There are tons of news publications in Singapore, from the traditional The Straits Times, Today, and also the digital ones like ChannelNewsAsia.com and many more to grab your latest news fix but let’s face it. *Cough Cough*. It’s beginning to look like what they want to write, not what want to read and know.
Unless you have been hiding under a rock, you would notice that there’s an increasing number of “alternative news site” appearing and people are increasingly getting their news from social media and forums, which is much more updated and access to topics that relate to everyone’s heart. In the spirit of that, I put on my geeky hat and created a word cloud that collects all the most talked about topics and discussions from Singapore’s major social media sites through some data mining techniques.
When you visit the website, you will see the word cloud in the shape of our Singapore map. As always, the size of the words express the frequency of the topics. As of today, you can see that people are talking about “SEA Games” and even “ghost month” since the annual Ghost Festival is just around the corner.
Data is mined and a new word cloud is formed every few hours, ensuring that everyone will know what are the most talked about words or phrases in the most updated speed that anyone can get! If you are struggling to come out with new conversation topics with your lunch colleagues, it’s a good place to gather some ideas as well.

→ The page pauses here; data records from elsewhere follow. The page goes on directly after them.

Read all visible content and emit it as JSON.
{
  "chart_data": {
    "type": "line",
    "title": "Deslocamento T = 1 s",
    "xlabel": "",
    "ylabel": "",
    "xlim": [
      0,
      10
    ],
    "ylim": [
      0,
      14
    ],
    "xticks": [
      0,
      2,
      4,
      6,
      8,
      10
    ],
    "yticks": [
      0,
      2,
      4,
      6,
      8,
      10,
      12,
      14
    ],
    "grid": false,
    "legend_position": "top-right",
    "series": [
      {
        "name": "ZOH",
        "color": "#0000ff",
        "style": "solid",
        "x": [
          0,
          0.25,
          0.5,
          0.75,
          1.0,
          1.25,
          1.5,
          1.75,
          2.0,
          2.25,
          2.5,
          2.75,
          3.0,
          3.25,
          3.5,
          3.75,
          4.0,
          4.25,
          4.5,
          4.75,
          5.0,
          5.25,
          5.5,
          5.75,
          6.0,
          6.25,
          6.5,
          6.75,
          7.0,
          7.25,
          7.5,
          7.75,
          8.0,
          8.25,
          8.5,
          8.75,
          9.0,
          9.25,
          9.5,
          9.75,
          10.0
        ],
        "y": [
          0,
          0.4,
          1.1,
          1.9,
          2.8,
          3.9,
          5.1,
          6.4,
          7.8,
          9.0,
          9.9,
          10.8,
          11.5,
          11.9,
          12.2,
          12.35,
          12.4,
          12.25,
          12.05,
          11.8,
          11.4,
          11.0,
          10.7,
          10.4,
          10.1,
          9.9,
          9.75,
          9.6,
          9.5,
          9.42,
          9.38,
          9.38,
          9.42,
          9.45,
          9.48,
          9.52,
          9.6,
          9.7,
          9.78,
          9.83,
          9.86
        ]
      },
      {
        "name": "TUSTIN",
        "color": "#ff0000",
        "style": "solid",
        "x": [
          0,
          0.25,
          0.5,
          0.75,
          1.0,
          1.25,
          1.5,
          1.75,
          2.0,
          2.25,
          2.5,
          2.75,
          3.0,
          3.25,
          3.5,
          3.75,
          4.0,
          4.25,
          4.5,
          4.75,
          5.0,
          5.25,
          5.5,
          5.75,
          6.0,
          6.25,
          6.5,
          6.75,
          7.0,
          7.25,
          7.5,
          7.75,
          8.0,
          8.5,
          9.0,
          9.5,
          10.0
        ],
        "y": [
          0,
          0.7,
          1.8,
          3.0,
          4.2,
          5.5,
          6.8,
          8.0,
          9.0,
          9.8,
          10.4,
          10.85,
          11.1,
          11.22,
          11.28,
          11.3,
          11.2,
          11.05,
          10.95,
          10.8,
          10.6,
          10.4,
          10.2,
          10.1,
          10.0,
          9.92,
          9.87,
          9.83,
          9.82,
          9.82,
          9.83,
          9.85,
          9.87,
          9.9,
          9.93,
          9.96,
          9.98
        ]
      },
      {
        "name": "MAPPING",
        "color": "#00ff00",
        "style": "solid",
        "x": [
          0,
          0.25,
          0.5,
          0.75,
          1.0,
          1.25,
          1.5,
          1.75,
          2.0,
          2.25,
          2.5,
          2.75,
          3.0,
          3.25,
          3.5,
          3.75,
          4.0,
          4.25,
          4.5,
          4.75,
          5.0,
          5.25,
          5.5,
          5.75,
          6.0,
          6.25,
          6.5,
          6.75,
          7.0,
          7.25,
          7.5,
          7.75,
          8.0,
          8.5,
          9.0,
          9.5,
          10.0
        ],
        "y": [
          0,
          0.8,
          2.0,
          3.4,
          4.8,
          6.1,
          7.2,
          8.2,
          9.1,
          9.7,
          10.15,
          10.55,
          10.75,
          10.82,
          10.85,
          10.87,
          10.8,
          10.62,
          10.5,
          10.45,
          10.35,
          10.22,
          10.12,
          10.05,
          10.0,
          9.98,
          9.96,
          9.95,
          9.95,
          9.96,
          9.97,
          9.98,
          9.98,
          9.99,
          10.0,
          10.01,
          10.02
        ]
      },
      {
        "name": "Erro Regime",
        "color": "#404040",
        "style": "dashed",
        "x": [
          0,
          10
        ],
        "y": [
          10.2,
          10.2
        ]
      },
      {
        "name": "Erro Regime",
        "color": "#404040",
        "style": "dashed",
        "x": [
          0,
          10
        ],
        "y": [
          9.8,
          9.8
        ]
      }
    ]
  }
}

Technical details – How I did it
Using Python’s Beautiful Soup framework, the script crawled the content of some web pages, and extracted the information that is important to us, like topic titles and excerpt of discussions, while ignoring ads and other irrelevant content. There’s a post earlier that describes how you could do data mining using PHP. But I’ll post a new one (part 2) which describes how you could use Python’s Beautiful Soup and Selenium to data mine dynamic websites.
With all the huge chunk of data collected, the script uses the popular Natural Language Processing(NLP) library, NLTK to do some pre-processing work like tokenising, removal of stop words and common words, reduce it to n-grams, create a frequencies list, before we feed it into the Word Cloud.
Finally, after all the heavy lifting, we feed the data to this awesome Word Cloud library and after choosing the best looking Singapore map in Google images for about 3 hours, I set it to a mask so that the word cloud would follow the outline of the Singapore map.
I set up a cron job that triggers the whole process every few hours in my Linux server that runs 24/7 and it’s pretty fun to see all these work being automated!
I’ll be sharing the codes soon in the form of IPython Notebook and blog posts, so stay tuned if you want to find out more about it. Although I don’t get any monetary rewards from it, I find this toy project a fun and rewarding exercise to sharpen my data mining and NLP skills.
What’s next: I’m working with a friend who is a huge football fan to come out with a machine learning model that predicts EPL match results. P.S. It’s giving a accuracy score of up to 65%! I’ll share more in September!